Gov. Rick Scott, Attorney General Pam Bondi and Agriculture Commissioner Adam Putnam certified Florida's official primary results Thursday, following manual recounts in three close races. The action took place in a brief phone call chaired by Secretary of State Ken Detzner, the state's chief elections official. While waiting for Bondi to join the call, Scott, on the phone from Tallahassee, and Putnam, from Miami, chatted about aerial spraying to combat the spread of Zika in Miami Beach.
The statewide primary turnout was just short of 24 percent, higher than usual but predictably low for a Florida primary. Detzner told reporters he's predicting a turnout of 80 percent or greater for the Nov. 8 general election.
"We could expect as much as an 80 percent turnout and set a record," Detzner said. "I think the highest number in the state of Florida was in 1992 when it was 82 percent. I'm looking for a very large turnout, and it's fortunate in Florida that we have many options for voters." (The state elections website says the turnout in 1992 was a record 83 percent).

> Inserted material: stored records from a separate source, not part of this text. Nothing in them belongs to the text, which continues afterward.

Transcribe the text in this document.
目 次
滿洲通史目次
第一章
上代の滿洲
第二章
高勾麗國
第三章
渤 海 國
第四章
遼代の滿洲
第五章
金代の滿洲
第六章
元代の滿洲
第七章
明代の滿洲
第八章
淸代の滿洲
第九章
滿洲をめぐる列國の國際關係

Now, a couple of loose ends from the election results.
Amendment 4, with a property tax break for businesses that install solar devices, passed in every county except one, Desoto, where it lost by a few hundred votes.
Which state legislative candidates won with the fewest votes? Both were in Miami-Dade in crowded races in a county with low turnouts.
Former U.S. Rep. David Rivera won a five-way Republican primary for a state House seat with 3,198 votes and faces Democrat Robert Ascencio in November. Rivera's friend, Democratic Rep. Daphne Campbell, clinched a Miami-Dade state Senate seat with a paltry 9,017 votes, defeating five Democratic opponents. To put that number in perspective, Rep. Charlie Stone, R-Ocala, running in a district one-third the size of Campbell's Senate district, received more than 20,000 votes against a weak challenger.
Here's a rarity. Who lost twice on the same ballot? That would be Rep. Janet Adkins, R-Fernandina Beach, who failed in her bids for Nassau County school superintendent and in her countywide race for Republican state committeewoman.